Korea could obtain Pfizer's vaccine by first half of 2021, KDCA official says
Published: 10 Nov. 2020, 19:13
Updated: 10 Nov. 2020, 19:35
Korea is aiming to obtain Pfizer’s new coronavirus vaccine within the first half of 2021, Seoul’s health authorities announced Tuesday, after the U.S. pharmaceutical company revealed highly promising early clinical trial results.
Kwon Joon-wook, deputy director of the Korea Disease Control and Prevention Agency (KDCA), said he expected Pfizer's vaccine to obtain approval by the U.S. Food and Drug Administration (FDA) by December, which could allow various countries around the world to start inoculations within this year.
On Monday, Pfizer and its German partner BioNTech reported preliminary results showing their vaccine candidate was 90 percent effective compared to placebo doses, far exceeding expectations.
"Today is a great day for science and humanity," said Albert Bourla, Pfizer's chairman. "We are reaching this critical milestone in our vaccine development program at a time when the world needs it most, with infection rates setting new records, hospitals nearing overcapacity and economies struggling to reopen."
Pfizer said it expects to manufacture up to 1.3 billion doses of the vaccine by 2021. In addition to a contract to deliver 100 million doses of the vaccine to the U.S. government within the year, the two drug makers already have supply agreements with the European Union, Britain, Canada and Japan.

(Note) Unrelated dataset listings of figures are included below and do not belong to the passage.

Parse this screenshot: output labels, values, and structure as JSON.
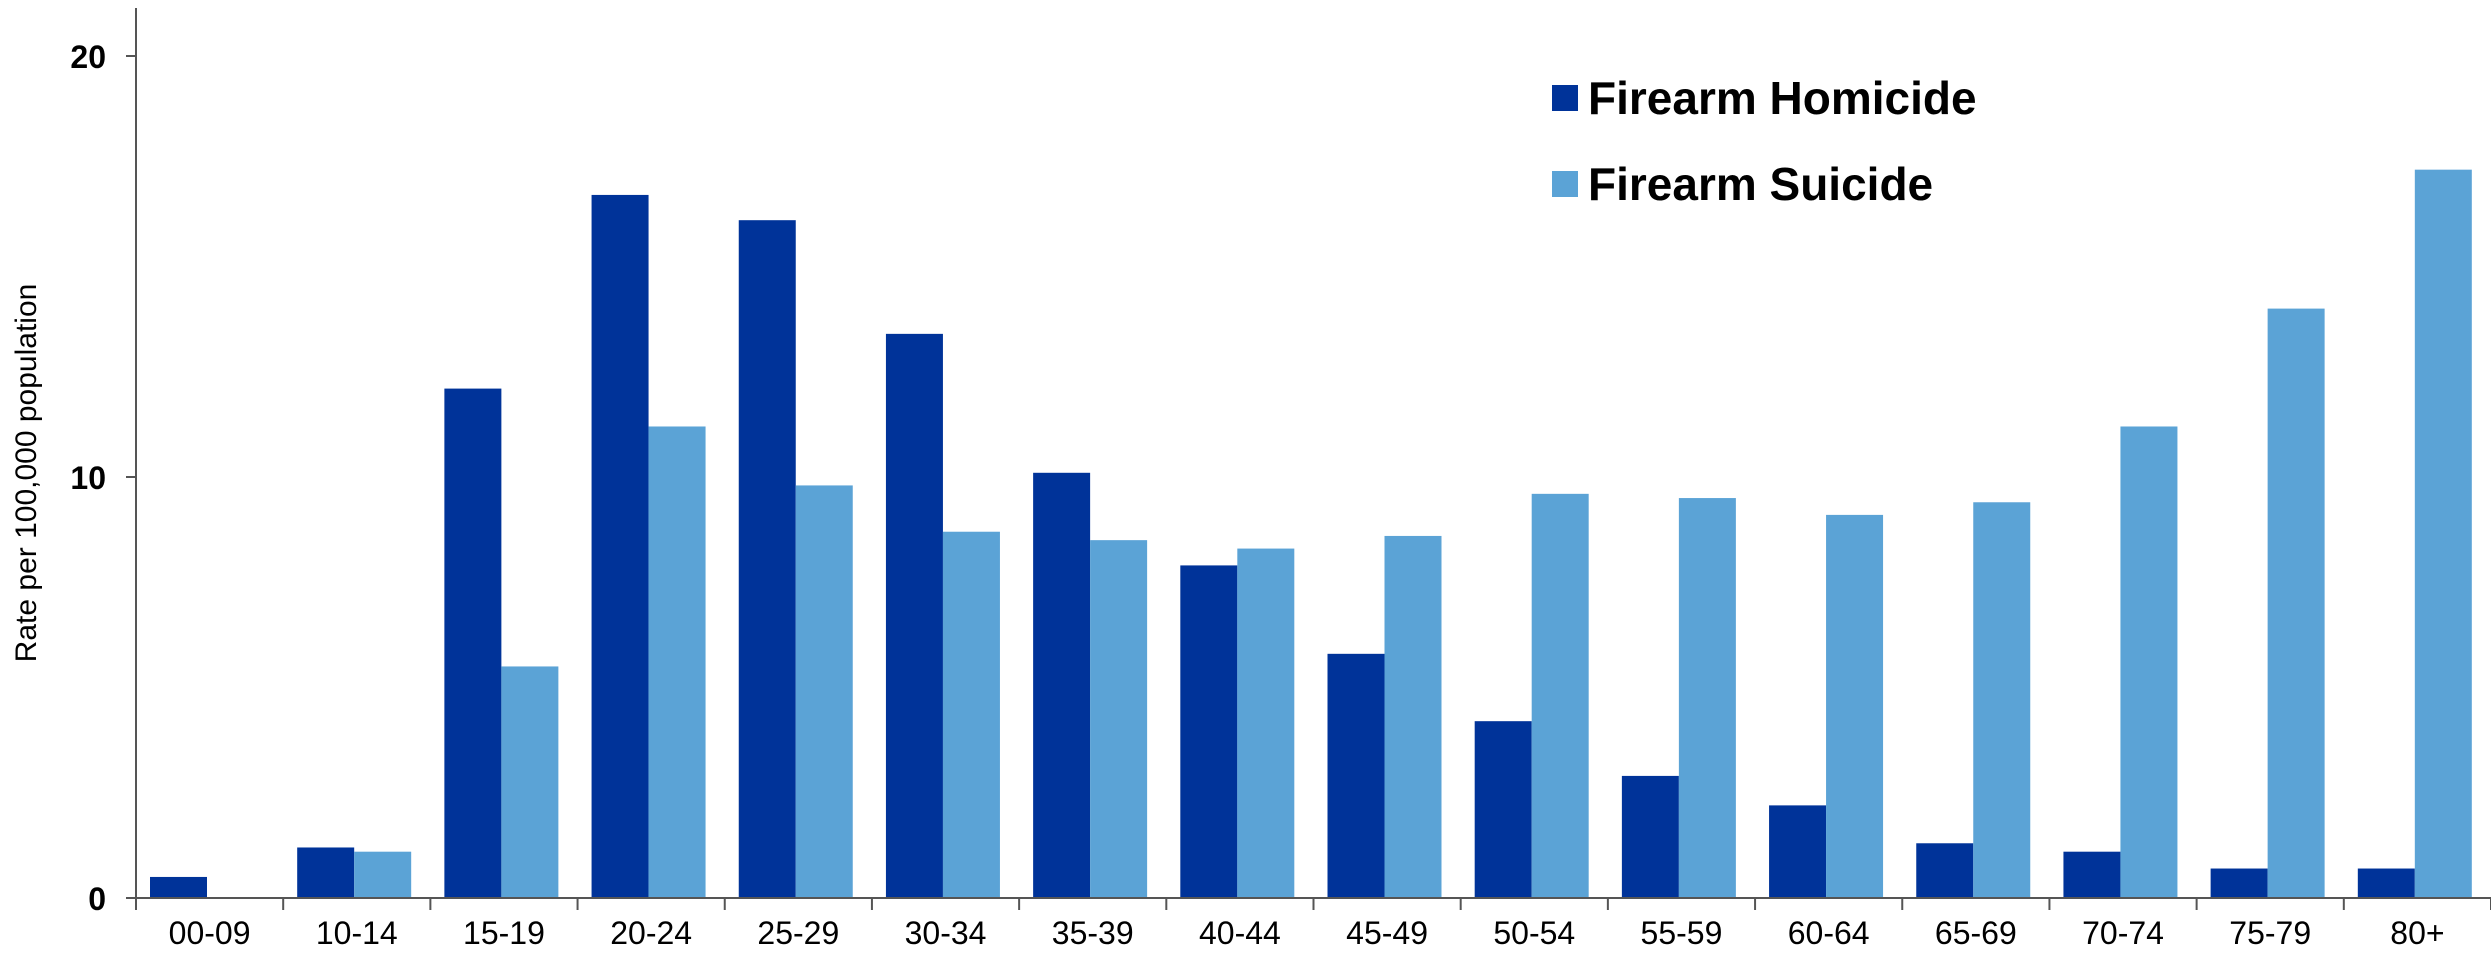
{
  "chart_data": {
    "type": "bar",
    "ylabel": "Rate per 100,000 population",
    "xlabel": "",
    "ylim": [
      0,
      21
    ],
    "yticks": [
      0,
      10,
      20
    ],
    "grid": false,
    "legend_position": "top-right",
    "categories": [
      "00-09",
      "10-14",
      "15-19",
      "20-24",
      "25-29",
      "30-34",
      "35-39",
      "40-44",
      "45-49",
      "50-54",
      "55-59",
      "60-64",
      "65-69",
      "70-74",
      "75-79",
      "80+"
    ],
    "series": [
      {
        "name": "Firearm Homicide",
        "color": "#003399",
        "values": [
          0.5,
          1.2,
          12.1,
          16.7,
          16.1,
          13.4,
          10.1,
          7.9,
          5.8,
          4.2,
          2.9,
          2.2,
          1.3,
          1.1,
          0.7,
          0.7
        ]
      },
      {
        "name": "Firearm Suicide",
        "color": "#5ba3d6",
        "values": [
          0.0,
          1.1,
          5.5,
          11.2,
          9.8,
          8.7,
          8.5,
          8.3,
          8.6,
          9.6,
          9.5,
          9.1,
          9.4,
          11.2,
          14.0,
          17.3
        ]
      }
    ]
  }
}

The Korean government is also believed to be in talks with Pfizer to receive the vaccine, with the target being to obtain 30 million vaccines — enough to inoculate around 60 percent of the population, believed to be sufficient to create herd immunity in the country.

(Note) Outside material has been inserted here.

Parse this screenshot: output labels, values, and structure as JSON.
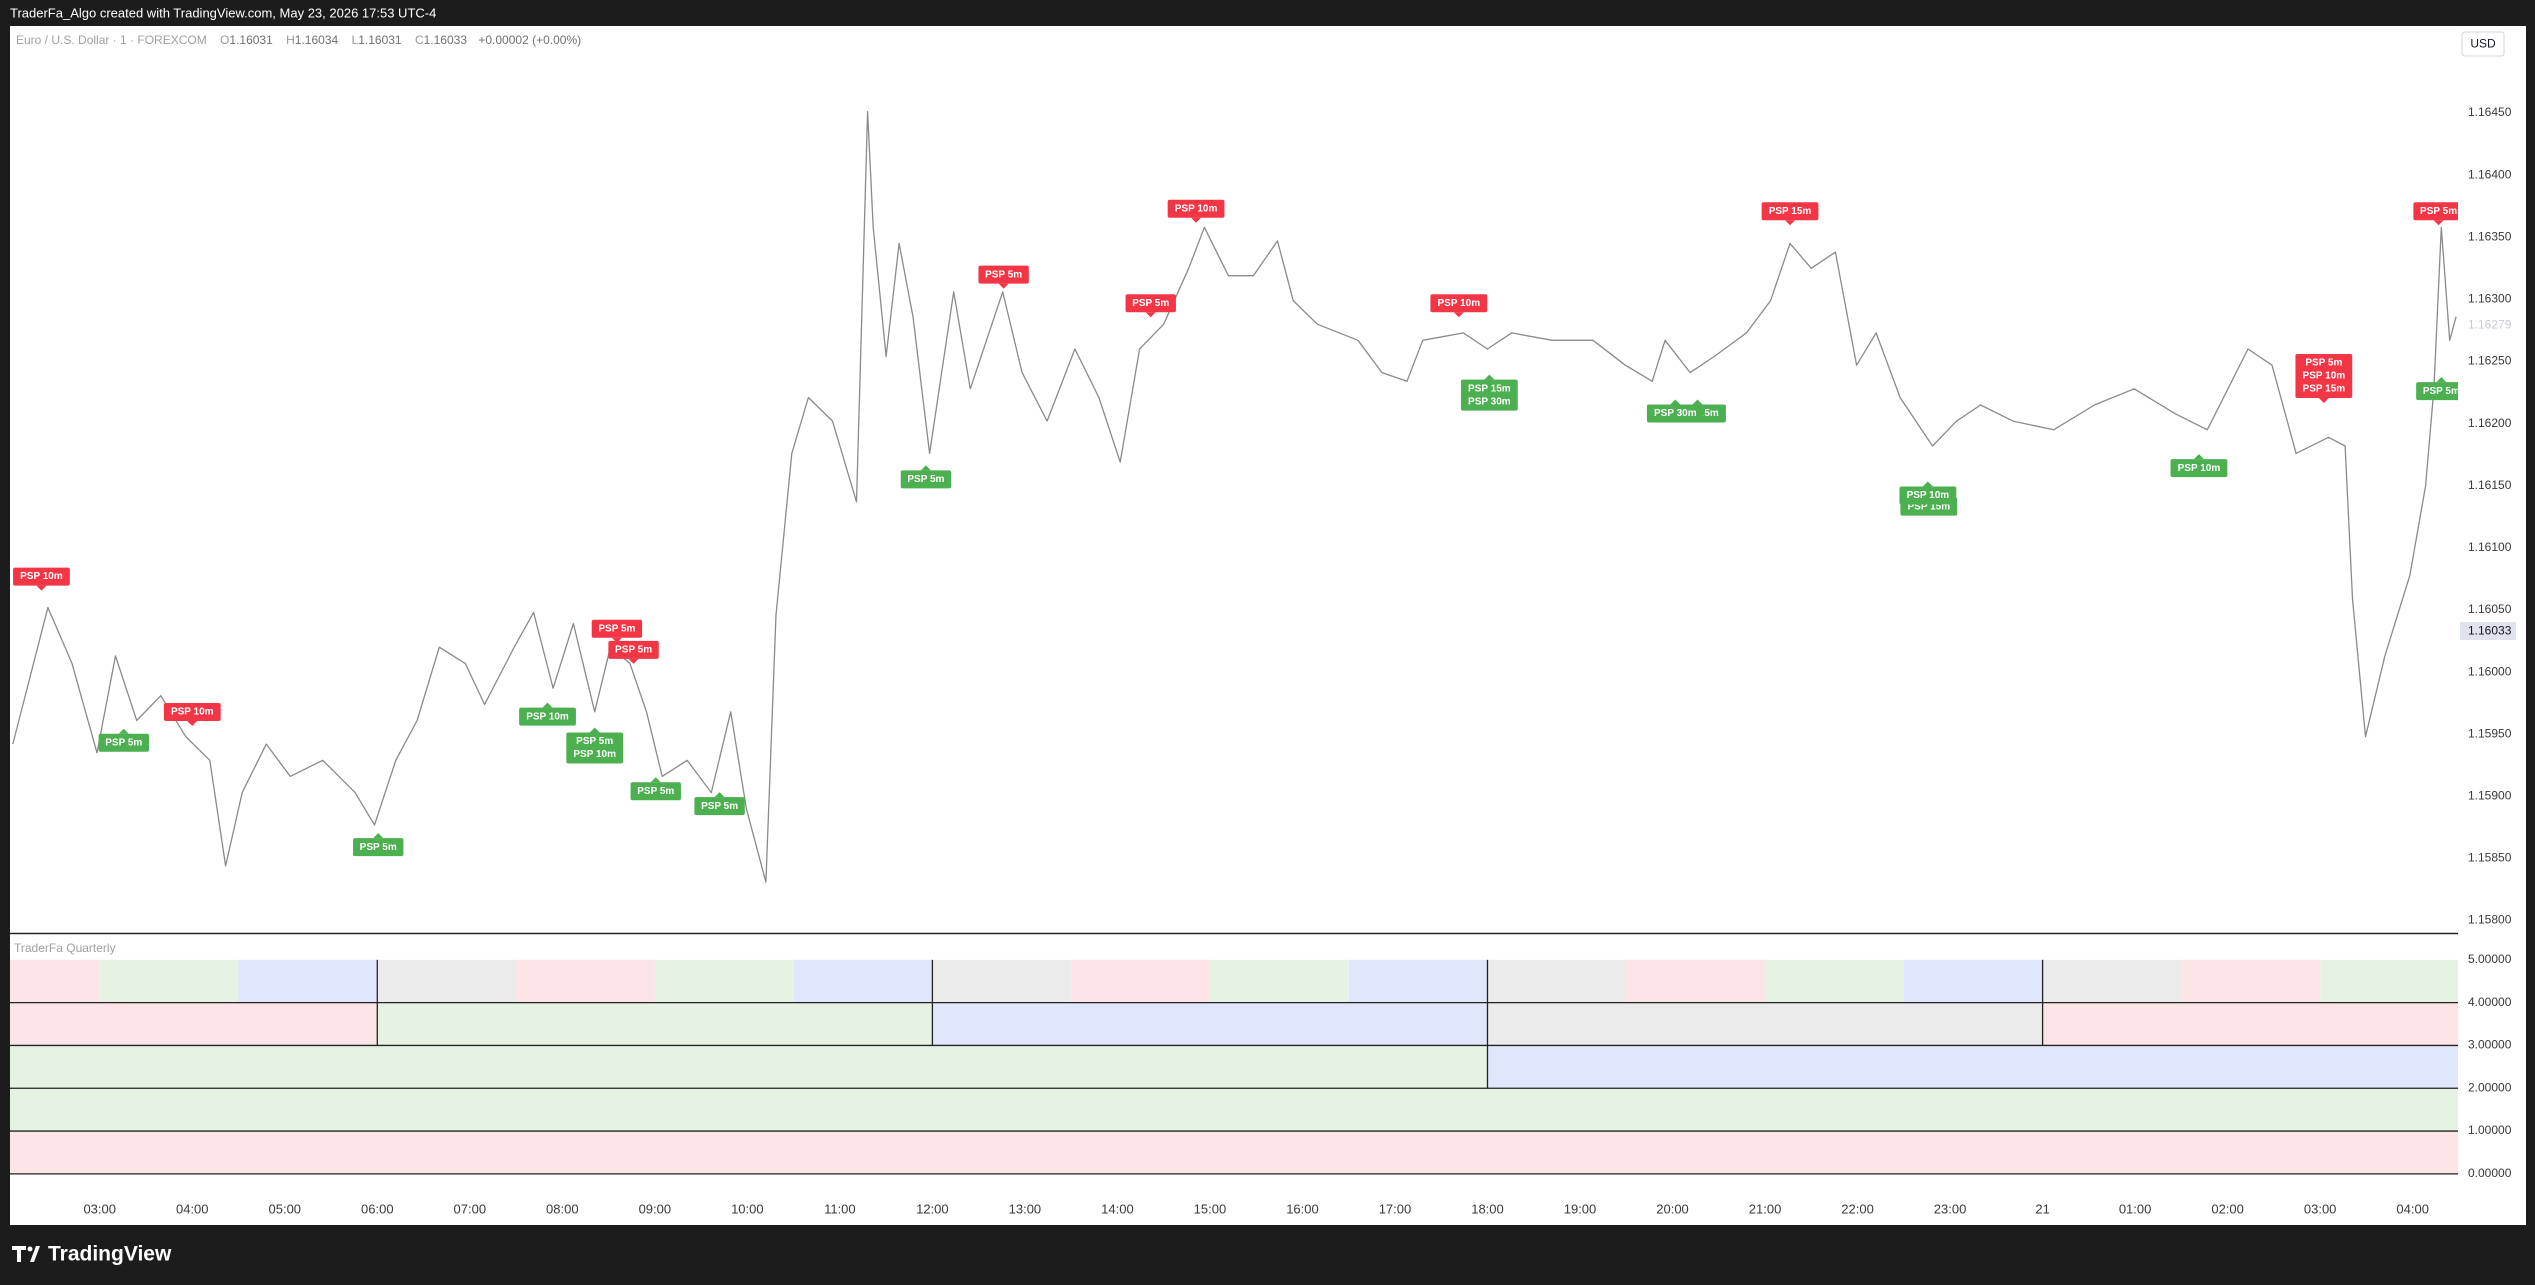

According to Kwon, the public likely wouldn't have access to the vaccines until the second quarter of next year, given the time needed to obtain the vaccines through international organizations, observe side effects of the drugs in other countries, set up a cold chain temperature-controlled supply system and devise an immunization strategy designed along with domestic experts.
Korea is a member of the Covax Facility, an initiative led by the World Health Organization (WHO) designed to equitably manufacture and distribute Covid-19 vaccines around the world. The country is also “in the final throes of efforts to gain early access to a Covid-19 vaccine through bilateral negotiations with several global pharmaceutical companies,” Kwon said.
Lim In-taek, head of the health industry policy division at the Ministry of Health and Welfare, also said last month large foreign pharmaceutical companies like Pfizer, Novavax, Moderna and Johnson & Johnson have already expressed willingness to supply Covid-19 vaccines to Korea. Local biotech company SK Bioscience has also signed deals with Novavax and Britain’s AstraZeneca to produce some of the vaccine candidate materials domestically, Lim added.
The potential for a vaccine to end the global pandemic arrives amid concerns of growing infections and the arrival of winter, as people increasingly gather in poorly ventilated indoor facilities to escape the cold.
On Tuesday Korea reported 100 new coronavirus cases from the night before, with 71 of them occurring domestically, according to the KDCA. Five more deaths were also reported, putting the total death toll at 485.
With daily infections remaining in the triple digits for days, health authorities warned they could elevate the country’s social distancing level nationwide from Level 1 to Level 1.5 depending on the situation over the next two or three weeks.
Level 1.5 is the second in the government’s new five-tier social distancing scheme, and would require that all indoor facilities in the country limit the number of people inside to one person per every 4 square meters (43 square feet).